The behavior of conventional transistors derives from large numbers of acceptor and donor impurities that promote carriers into the valence and conduction bands. More recently, nano-electronic devices based on the bound states of individual dopant impurities in silicon have received considerable attention for quantum computation, due to the long spin coherence times of dopants in silicon. This invariably requires control over dopant wavefunctions and the interactions between individual dopants [1]. Recently, we have developed a scheme for spatially resolved single-electron transport, providing the first direct measurements of the wave-functions of single dopants and interacting dopants in silicon.
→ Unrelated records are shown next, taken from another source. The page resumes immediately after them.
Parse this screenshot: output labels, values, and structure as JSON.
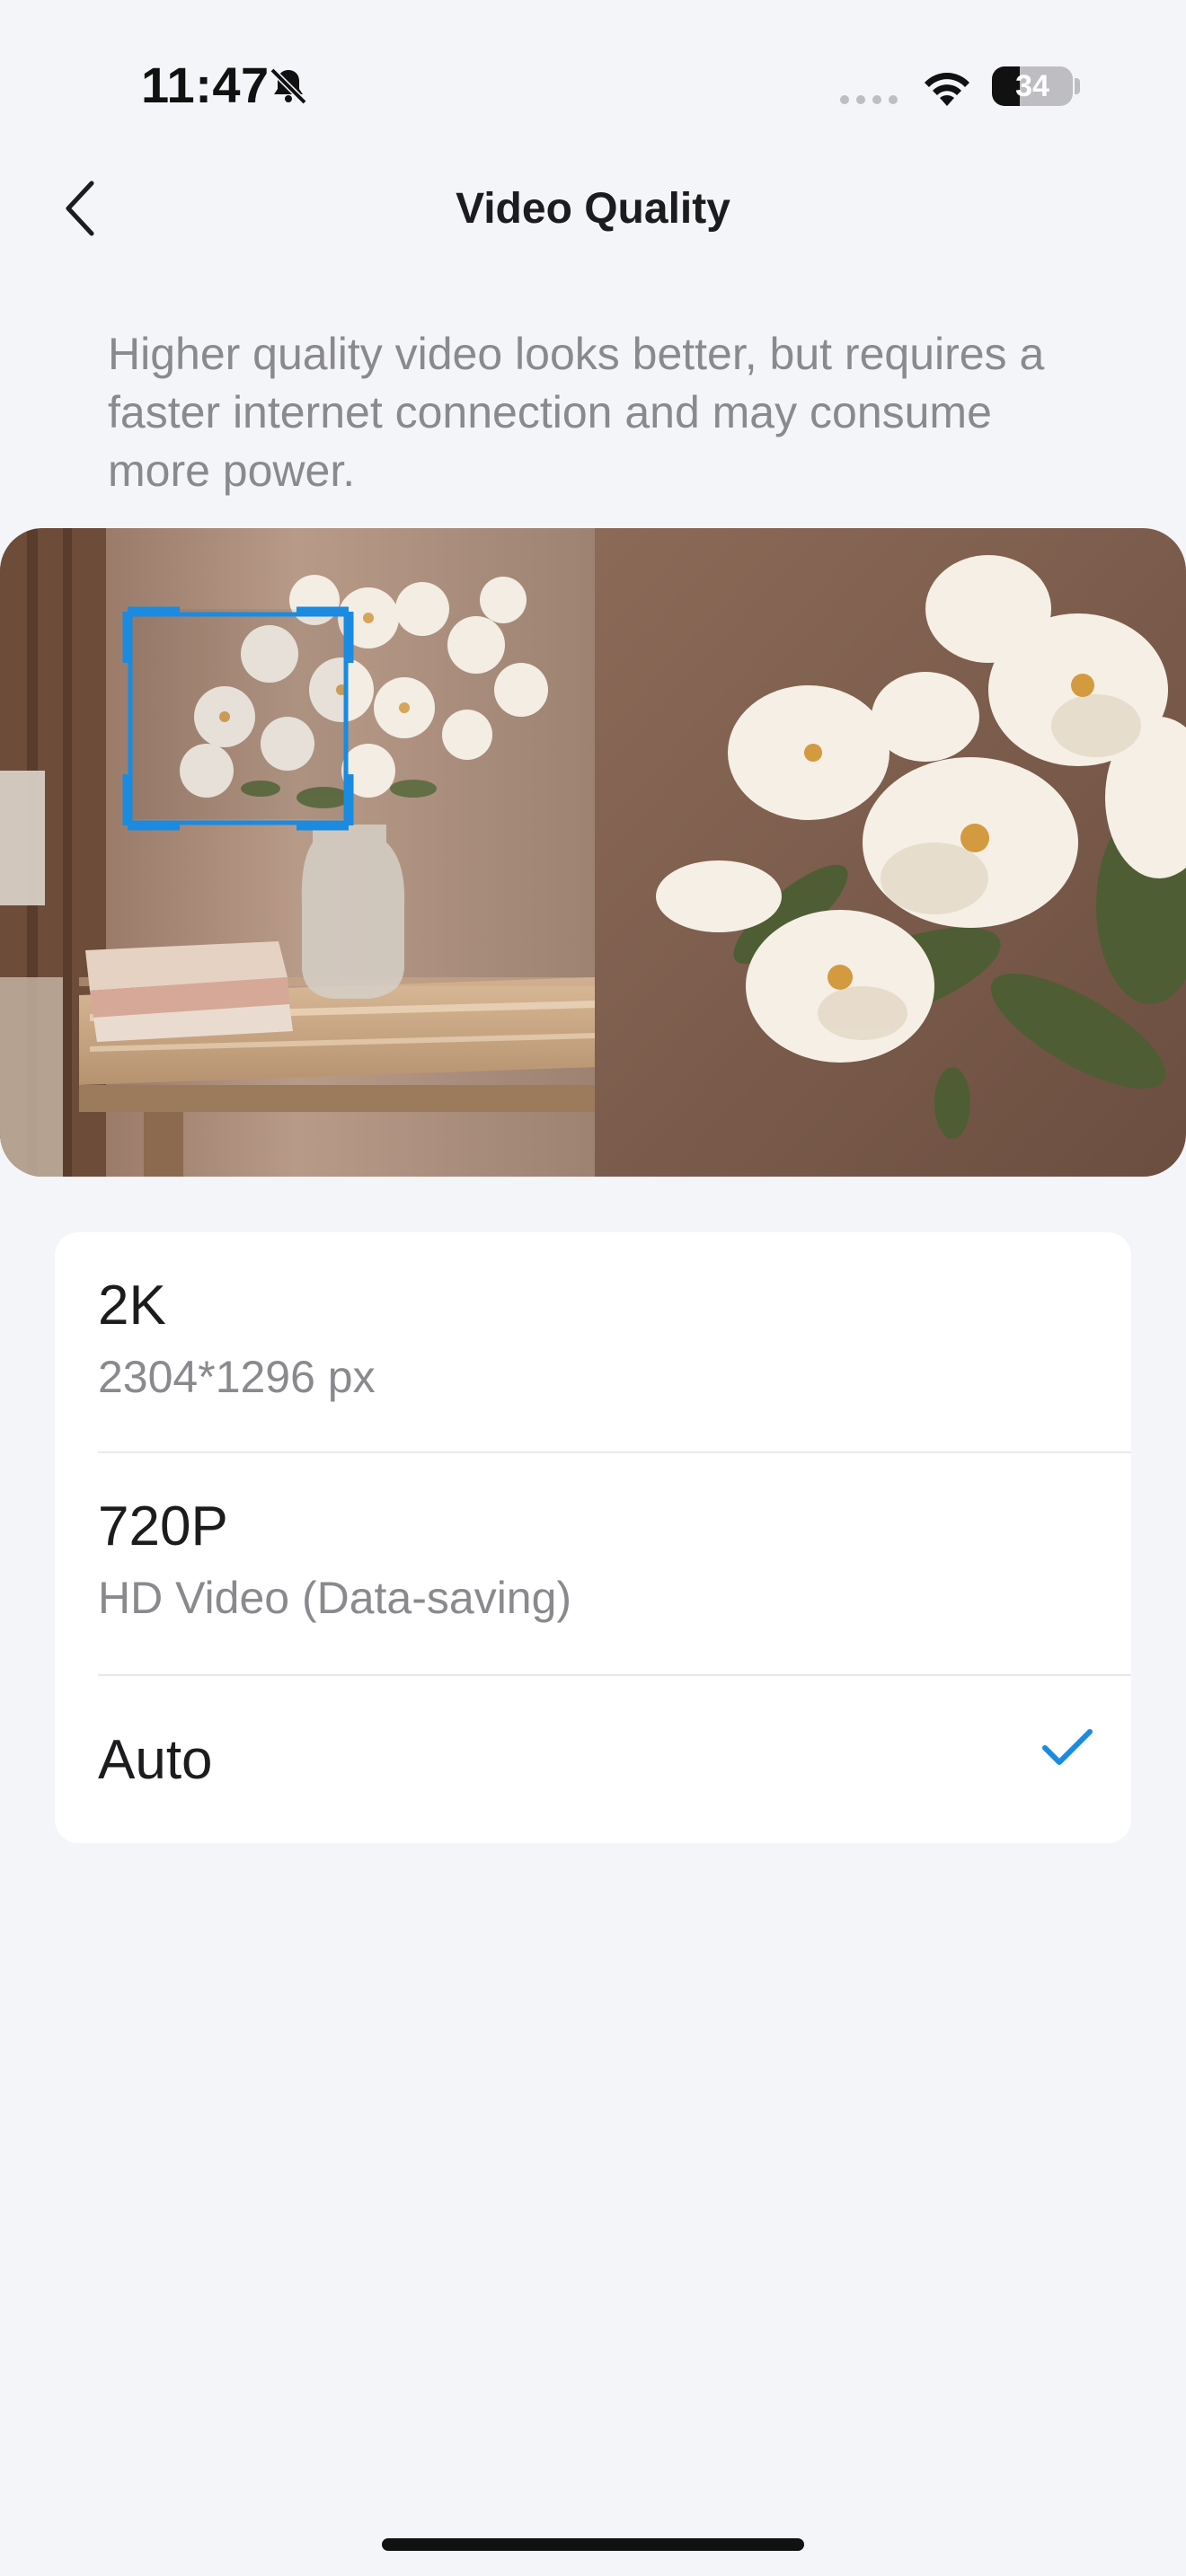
{
  "status_bar": {
    "time": "11:47",
    "battery_level": "34",
    "battery_percent": 34
  },
  "header": {
    "title": "Video Quality",
    "back_icon": "chevron-left-icon"
  },
  "description": "Higher quality video looks better, but requires a faster internet connection and may consume more power.",
  "preview": {
    "left_image": "flower-vase-on-table-scene",
    "right_image": "zoomed-flower-closeup",
    "selection_frame_color": "#1a8be0"
  },
  "options": [
    {
      "title": "2K",
      "subtitle": "2304*1296 px",
      "selected": false
    },
    {
      "title": "720P",
      "subtitle": "HD Video (Data-saving)",
      "selected": false
    },
    {
      "title": "Auto",
      "subtitle": "",
      "selected": true
    }
  ],
  "colors": {
    "accent": "#1a8be0",
    "background": "#f4f5f9",
    "card": "#ffffff",
    "secondary_text": "#8a8a8e"
  }
}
Previously hidden valley-orbit degrees of freedom of electrons in silicon were directly observed. As required to preserve the long spin lifetimes of donor-bound spins, valley degrees of freedom were found to be robust to very nearby (~ few nm) control interfaces [2]. We also directly observed the wavefunction and the spin excitation spectrum of coupled acceptor dopants, allowing us to map the exchange interaction and Hubbard interaction strength at the atomic scale. The interaction strength was found to be tunable with dopant separation, and essentially hydrogenic, even for non-perturbative couplings associated with exotic physics in many-body spin Hamiltonians [3,4]. I will conclude by briefly discussing new directions on locally probing interacting dopants placed with atomic precision in a crystal, and on spin readout of acceptor-based spin-orbit qubits, where long-distance coupling schemes and long coherence times can be anticipated [5].
[1] F. Zwanenburg et al, (2013), Rev. Mod. Phys., 85, 961.
[2] J. Salfi et al, (2014), Nature Mat., 13 605.
[3] J. Salfi et al, arxiv:1507:06125.
[4] I. M. Georgescu et al, (2014), Rev. Mod. Phys, 86, 153.
[5] J. Salfi et al, arxiv:1508.04259, J. van der Heijden, J. Salfi et al, (2014) Nano Lett. 14, 1492 (2014)